La notion de «méthode naturelle» est complémentaire de celle de tâtonnement expérimental. Son émergence, chez Freinet, semble plus particulièrement liée à l’observation de l’apprentissage de la langue écrite chez sa fille et au refus de la dimension extrêmement sclérosée des outils officiels d’apprentissage scolaire de la lecture (rappelons que le bon enseignement de la lecture-écriture est l’enjeu essentiel de l’école primaire aux yeux de beaucoup de partenaires de l’école). C’est l’apprentissage de la marche chez le jeune enfant, et plus encore celui de la parole, qui servent de référent pour penser l’apprentissage de la langue écrite dans la classe Freinet, puis pour penser les autres apprentissages scolaires. La méthode naturelle suppose cependant une «part du maître» importante: pédagogiquement, cette méthode implique des partenaires aidants, un appui au tâtonnement expérimental et à la libre expression, ou encore l’organisation d’un milieu riche en outils et techniques à l’école (c’est cet environnement aménagé que désigne maladroitement l’expression «réserve d’enfants»).

3/ L’expression libre

Freinet s’appuie aussi sur la communication, l’observation et l’écoute avec le milieu environnant. Ses élèves ont souvent l’occasion d’être à l’extérieur, observent, rencontrent, discutent puis restituent. La communication avec des professionnels ou bien des passionnés en vue d’écrire un article ou de réaliser un exposé est essentiel pour lui. L’enfant devient l’auteur de paroles, de dessins, de textes, de gestes, de musiques, de sculptures… dans un espace qui autorise la création et valorise les productions.

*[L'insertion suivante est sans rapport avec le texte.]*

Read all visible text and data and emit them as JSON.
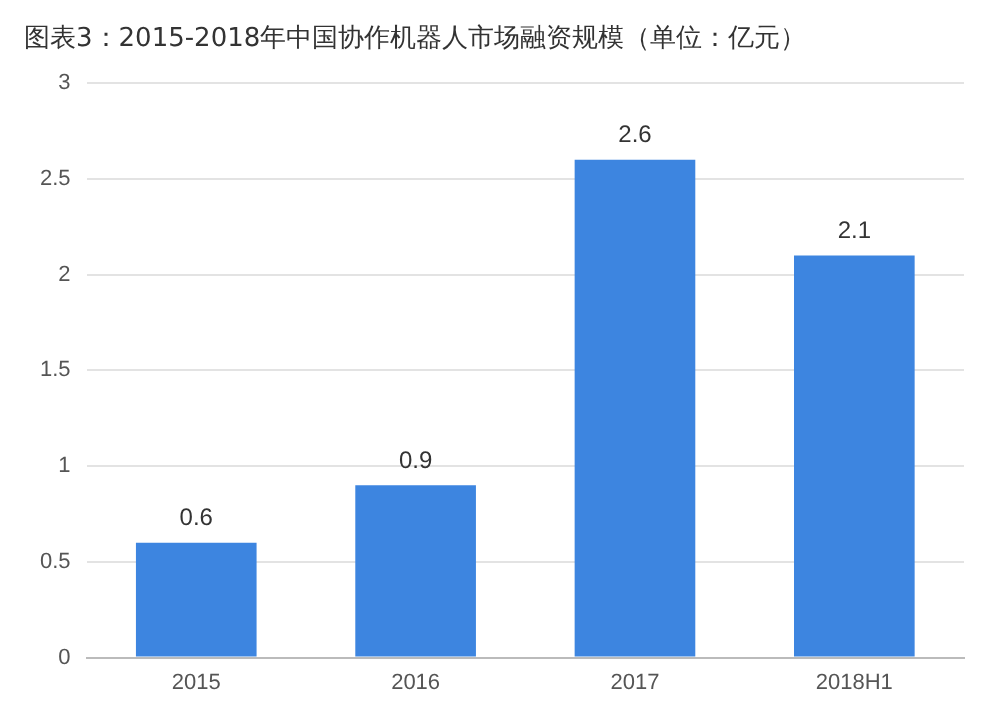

4/ L’école ouverte sur la vie

L’école est considérée comme un milieu de vie. Elle doit être rattachée à son environnement. Freinet refusait la scolastique, l’apprentissage du savoir par de mauvais manuels, de la coupure symbolique et pratique de l’école avec son environnement naturel, humain, social… Il souhaite développer l’ouverture de l’école sur l’environnement social et naturel. Une école ouverte sur la vie, et qui travaille au contraire sur des questions vives dans l’ordre du social, de l’économique, du culturel, du politique, de l’historique.

5/ L’implication

Un autre principe de la pédagogie de Freinet est l’implication, pour que l’élève ne soit plus seulement un spectateur mais puisse être un acteur en classe. Pour lui : « Tout apprentissage doit trouver sa source dans l’individu ». Certains enfants ne s’intéressent pas à ce qu’ils doivent étudier car ils n’y sont pas préparés par leur environnement. Freinet disait qu’il fallait « motiver le travail »ce qui passait par la nécessité de « rétablir des réseaux ». Pour éveiller l’attention des enfants il faut inscrire le savoir dans une réalité pour qu’il puisse y donner un sens. Il disait : « l’apprentissage doit se fonder sur le réel perçu, sur l’expérience personnelle ». Cette réflexion à donné naissance à des pratiques telles que la correspondance scolaire, le journal de classe, les mathématiques naturelles ou encore les exposés.

6/ L’éducation du travail 

Il dénonce l’exploitation du travail ouvrier dans l’organisation capitaliste, il croit cependant à l’intérêt de la participation de l’enfant à un vrai travail mais en dehors de tout sentiment d’aliénation.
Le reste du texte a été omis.